An Unexpected Road Hazard

One morning Erma Marshall was in such a hurry that she was unable to eat breakfast. When she was behind the wheel of her car later that day, she began sweating and feeling faint. As her condition deteriorated, her vision became so blurry that she could not see her cell phone to call for help. With great difficulty, she was finally able to pull over to the side of the road safely. Had she been drugged or struck by some weird virus? No, Marshall is one of 26 million Americans who have Type 2 diabetes. Her symptoms were both predictable and, in her circumstance, unavoidable. Fortunately they did not result in a fatal crash, though her driving abilities were so impaired that they easily could have. The cure was not the administration of a miracle drug. Instead, Marshall ate crackers and drank juice to bring her blood sugar back up to the proper level.

For Marshall, who was diagnosed with Type 2 diabetes in 1990, the experience was a wake-up call, and she shared her story with others to help educate them about the potential dangers of low blood sugar and what can be done to help prevent it from occurring. What even longtime diabetics might not know is that traveling can interfere with blood sugar management and lead to low blood sugar levels, which can cause serious complications -- like loss of consciousness -- if not treated quickly. Of course, loss of consciousness while driving can have deadly consequences. According to a recent survey conducted by the American College of Endocrinology (ACE), 37 percent of people with Type 2 diabetes have experienced low blood sugar when driving or traveling.

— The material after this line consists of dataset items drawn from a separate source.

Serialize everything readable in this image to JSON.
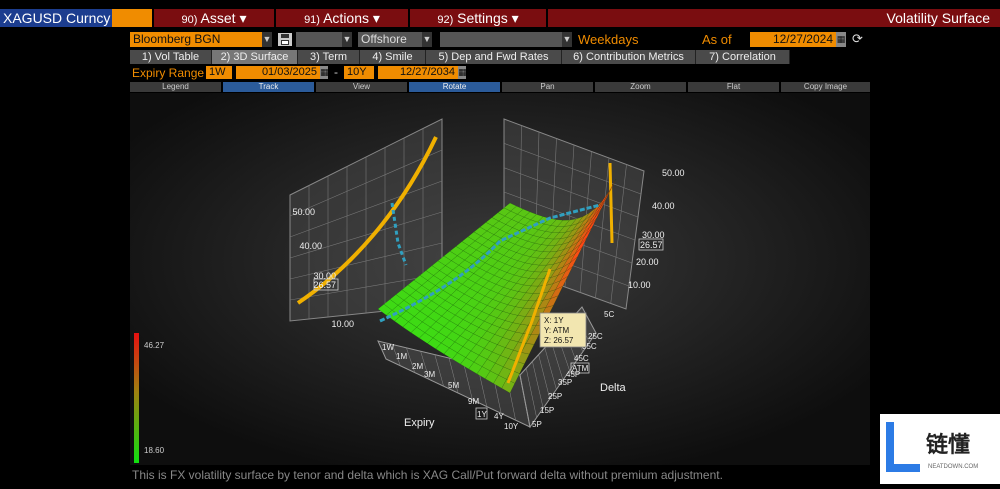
{
  "topbar": {
    "ticker": "XAGUSD Curncy",
    "menus": [
      {
        "num": "90)",
        "label": "Asset ▾"
      },
      {
        "num": "91)",
        "label": "Actions ▾"
      },
      {
        "num": "92)",
        "label": "Settings ▾"
      }
    ],
    "title": "Volatility Surface"
  },
  "controls": {
    "source": "Bloomberg BGN",
    "market": "Offshore",
    "day_count": "Weekdays",
    "as_of_label": "As of",
    "as_of_date": "12/27/2024"
  },
  "tabs": [
    {
      "label": "1) Vol Table"
    },
    {
      "label": "2) 3D Surface"
    },
    {
      "label": "3) Term"
    },
    {
      "label": "4) Smile"
    },
    {
      "label": "5) Dep and Fwd Rates"
    },
    {
      "label": "6) Contribution Metrics"
    },
    {
      "label": "7) Correlation"
    }
  ],
  "range": {
    "label": "Expiry Range",
    "from_tenor": "1W",
    "from_date": "01/03/2025",
    "dash": "-",
    "to_tenor": "10Y",
    "to_date": "12/27/2034"
  },
  "toolbar": [
    "Legend",
    "Track",
    "View",
    "Rotate",
    "Pan",
    "Zoom",
    "Flat",
    "Copy Image"
  ],
  "chart_data": {
    "type": "surface",
    "x_label": "Expiry",
    "y_label": "Delta",
    "expiry_ticks": [
      "1W",
      "1M",
      "2M",
      "3M",
      "5M",
      "9M",
      "1Y",
      "4Y",
      "10Y"
    ],
    "delta_ticks": [
      "5C",
      "25C",
      "35C",
      "45C",
      "ATM",
      "45P",
      "35P",
      "25P",
      "15P",
      "5P"
    ],
    "left_wall_ticks": [
      "50.00",
      "40.00",
      "30.00",
      "26.57",
      "10.00"
    ],
    "right_wall_ticks": [
      "50.00",
      "40.00",
      "30.00",
      "26.57",
      "20.00",
      "10.00"
    ],
    "colorbar": {
      "max": "46.27",
      "min": "18.60"
    },
    "tooltip": {
      "x": "X: 1Y",
      "y": "Y: ATM",
      "z": "Z: 26.57"
    },
    "z_range": [
      10,
      50
    ]
  },
  "footer": "This is FX volatility surface by tenor and delta which is XAG Call/Put forward delta without premium adjustment."
}
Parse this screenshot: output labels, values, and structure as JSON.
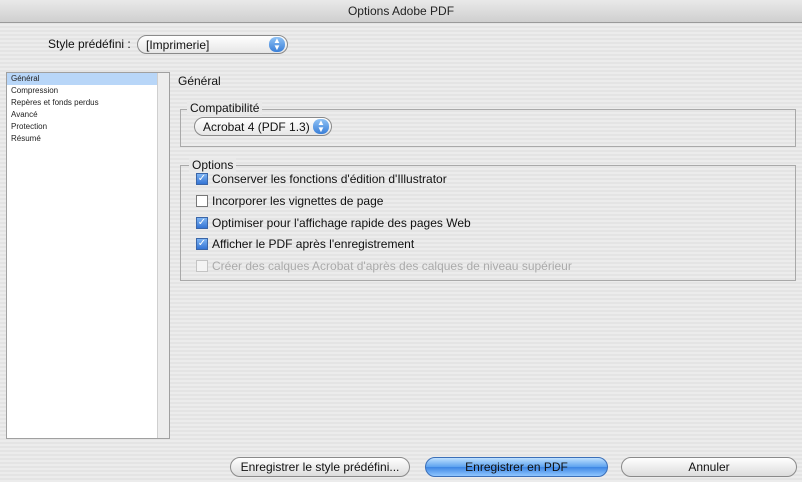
{
  "window": {
    "title": "Options Adobe PDF"
  },
  "preset": {
    "label": "Style prédéfini :",
    "value": "[Imprimerie]"
  },
  "sidebar": {
    "items": [
      {
        "label": "Général",
        "selected": true
      },
      {
        "label": "Compression",
        "selected": false
      },
      {
        "label": "Repères et fonds perdus",
        "selected": false
      },
      {
        "label": "Avancé",
        "selected": false
      },
      {
        "label": "Protection",
        "selected": false
      },
      {
        "label": "Résumé",
        "selected": false
      }
    ]
  },
  "main": {
    "section_title": "Général",
    "compat": {
      "title": "Compatibilité",
      "value": "Acrobat 4 (PDF 1.3)"
    },
    "options": {
      "title": "Options",
      "items": [
        {
          "label": "Conserver les fonctions d'édition d'Illustrator",
          "checked": true,
          "enabled": true
        },
        {
          "label": "Incorporer les vignettes de page",
          "checked": false,
          "enabled": true
        },
        {
          "label": "Optimiser pour l'affichage rapide des pages Web",
          "checked": true,
          "enabled": true
        },
        {
          "label": "Afficher le PDF après l'enregistrement",
          "checked": true,
          "enabled": true
        },
        {
          "label": "Créer des calques Acrobat d'après des calques de niveau supérieur",
          "checked": false,
          "enabled": false
        }
      ]
    }
  },
  "buttons": {
    "save_preset": "Enregistrer le style prédéfini...",
    "save_pdf": "Enregistrer en PDF",
    "cancel": "Annuler"
  },
  "colors": {
    "accent": "#3d86e4",
    "selection": "#b8d6f8"
  }
}
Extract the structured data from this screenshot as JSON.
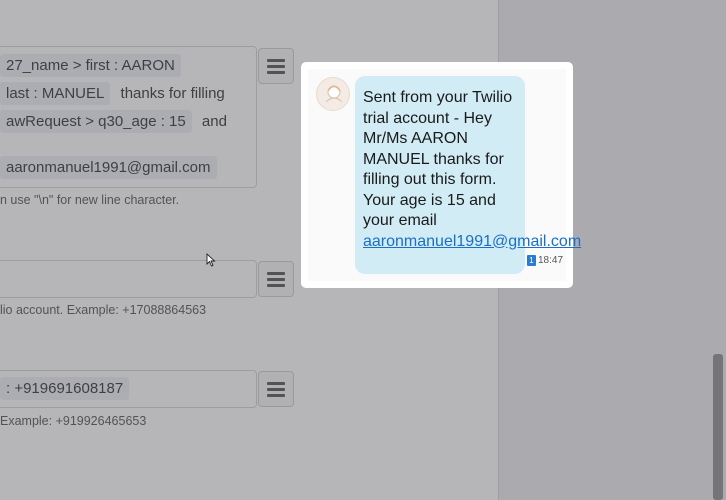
{
  "form": {
    "message_field": {
      "line1": {
        "chip": "27_name > first : AARON"
      },
      "line2": {
        "chip": "last : MANUEL",
        "text": "thanks for filling"
      },
      "line3": {
        "chip": "awRequest > q30_age : 15",
        "text": "and"
      },
      "line4": {
        "chip": "aaronmanuel1991@gmail.com"
      },
      "hint": "n use \"\\n\" for new line character."
    },
    "from_field": {
      "value": "",
      "hint": "lio account. Example: +17088864563"
    },
    "to_field": {
      "chip": ": +919691608187",
      "hint": "Example: +919926465653"
    }
  },
  "sms_preview": {
    "message_text": "Sent from your Twilio trial account - Hey Mr/Ms AARON MANUEL thanks for filling out this form. Your age is 15 and your email",
    "email_link": "aaronmanuel1991@gmail.com",
    "badge": "1",
    "time": "18:47"
  },
  "icons": [
    "menu-icon",
    "avatar-icon",
    "cursor-icon"
  ]
}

While many diabetes patients recognize the importance of controlling high blood sugar, they may not know the risks of extremely low blood sugar. Six percent of people with Type 2 diabetes have had to go to the emergency room at some point as a result of low blood sugar. Even when the reaction is not that extreme, more than half (55 percent) of patients with Type 2 diabetes have experienced an episode of low blood sugar. The most commonly experienced symptoms are shakiness (91 percent), sweating (76 percent) and dizziness (75 percent). About 1 in 5 (21 percent) have needed assistance from others -- not good if you are alone driving a car.

What can you do to avoid the possibly dangerous effects of low blood sugar? ACE suggests packing more snacks, drinks and blood sugar testing supplies than you think you will need, so that you are prepared in the event of travel delays. If you are taking a long car trip, test your blood sugar before leaving. If it is 70 mg/dL or below, eat or drink something that will raise it quickly, and wait until your blood sugar is back to normal before getting behind the wheel.

While traveling, research nearby restaurants and grocery stores so you know your healthy options for meals and snacks.

If you have Type 2 diabetes, you are aware that you have to take and keep control of your blood sugar level. The important thing to remember is that this is more critical than ever when you are driving a car.